Social Science Statistics Blog

The issue is this: Getting standard errors for PSM works out nicely when the true propensity score is known. Alberto and Guido have developed a formula that provides principled standard errors when matching is done with covariates or the true propensity score. You can read about it here. This formula is used by their nnmatch matching software in Stata and Jasjeet Sekhon’s matching package in R.

Yet, in observational settings we do not know the true propensity score so we first have to estimate it. Usually people regress the treatment indicator on a couple of covariates using a probit or logit link function. The predicted probabilities from this model are then extracted and taken as the estimated propensity score to be matched on in the second step (some people also match on the linear predictor, which is desirable because it does not tend to cluster so much around 0 and 1).

Unfortunately, the abovementioned formula does not work in the case of matching on the estimated propensity score, because the estimation uncertainty created in the first step is not accounted for. Thus, the confidence bounds on the treatment effect estimates in the second step will most likely not have the correct coverage.

This issue is not easily resolved. Why not just bootstrap the whole two-step procedure? Well, there is evidence to suggest that the bootstrap is likely to fail in the case of PSM. In the closely related problem of deriving standard errors for conventional nearest neighbor matching Guido and Alberto show in a recent paper, that even in the simple case of matching on a single continuous covariate (when the estimator is root-N consistent and asymptotically normally distributed with zero asymptotic bias) the bootstrap does not provide standard errors with correct coverage. This is due to the extreme non-smoothness of nearest neighbor matching which leads the bootstrap variance to diverge from the actual variance.

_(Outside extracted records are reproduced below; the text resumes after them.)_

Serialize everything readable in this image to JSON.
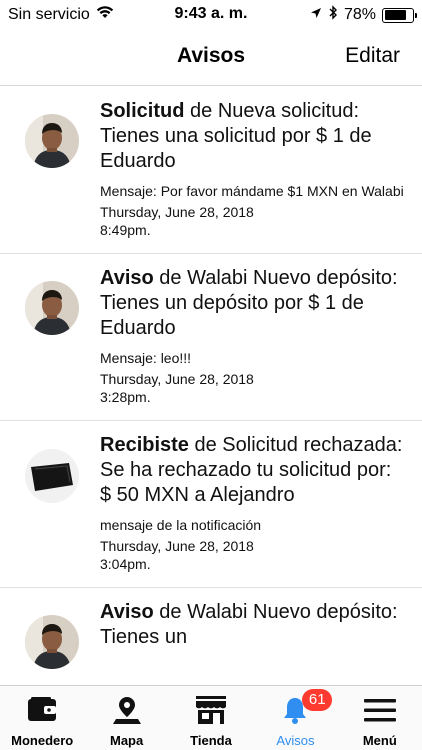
{
  "status_bar": {
    "carrier": "Sin servicio",
    "time": "9:43 a. m.",
    "battery_percent": "78%",
    "battery_level": 0.78
  },
  "nav": {
    "title": "Avisos",
    "edit_label": "Editar"
  },
  "notifications": [
    {
      "type": "Solicitud",
      "title_rest": " de Nueva solicitud: Tienes una solicitud por $ 1 de Eduardo",
      "message": "Mensaje: Por favor mándame $1 MXN en Walabi",
      "date": "Thursday, June 28, 2018",
      "time": "8:49pm.",
      "avatar": "person-avatar"
    },
    {
      "type": "Aviso",
      "title_rest": " de Walabi Nuevo depósito: Tienes un depósito por $ 1 de Eduardo",
      "message": "Mensaje: leo!!!",
      "date": "Thursday, June 28, 2018",
      "time": "3:28pm.",
      "avatar": "person-avatar"
    },
    {
      "type": "Recibiste",
      "title_rest": " de Solicitud rechazada: Se ha rechazado tu solicitud por: $ 50 MXN a Alejandro",
      "message": "mensaje de la notificación",
      "date": "Thursday, June 28, 2018",
      "time": "3:04pm.",
      "avatar": "wallet-avatar"
    },
    {
      "type": "Aviso",
      "title_rest": " de Walabi Nuevo depósito: Tienes un",
      "message": "",
      "date": "",
      "time": "",
      "avatar": "person-avatar"
    }
  ],
  "tabs": [
    {
      "label": "Monedero",
      "icon": "wallet-icon"
    },
    {
      "label": "Mapa",
      "icon": "map-pin-icon"
    },
    {
      "label": "Tienda",
      "icon": "store-icon"
    },
    {
      "label": "Avisos",
      "icon": "bell-icon",
      "badge": "61",
      "active": true
    },
    {
      "label": "Menú",
      "icon": "hamburger-menu-icon"
    }
  ],
  "colors": {
    "accent": "#2f8ef0",
    "badge": "#ff3b30"
  }
}
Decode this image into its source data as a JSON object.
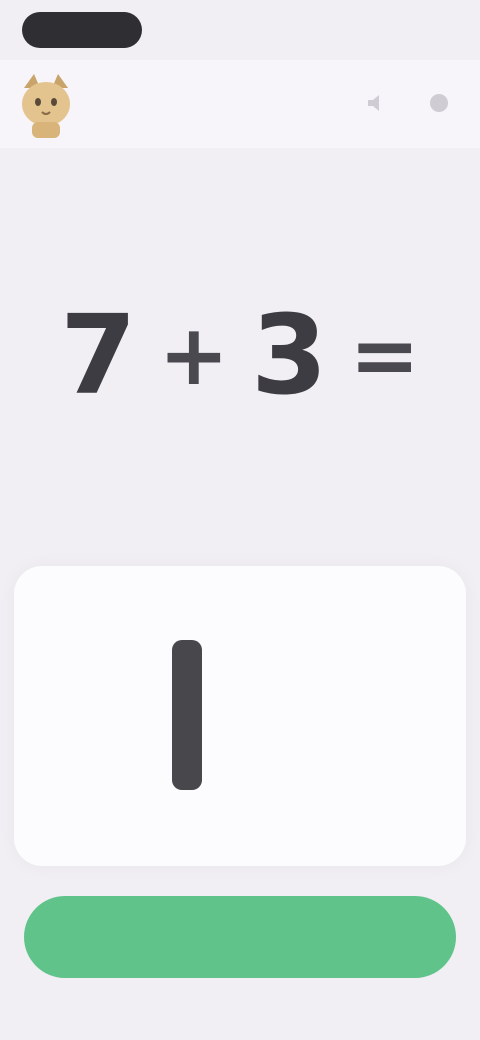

In the case of PSM the same problem is likely to occur unless estimating the propensity score in the first step makes the matching estimator smooth enough for the bootstrap to work. But this is an open question. At least to my knowledge there exists no Monte Carlo evidence or theoretical justification for why the bootstrap should work here. I would be interested to hear opinions on this issue. It’s a critical question because the bootstrap for PSM is often done in practice, various matching codes (for example pscore or psmatch2 in Stata) do offer bootstrapped standard errors options for matching on the estimated propensity score.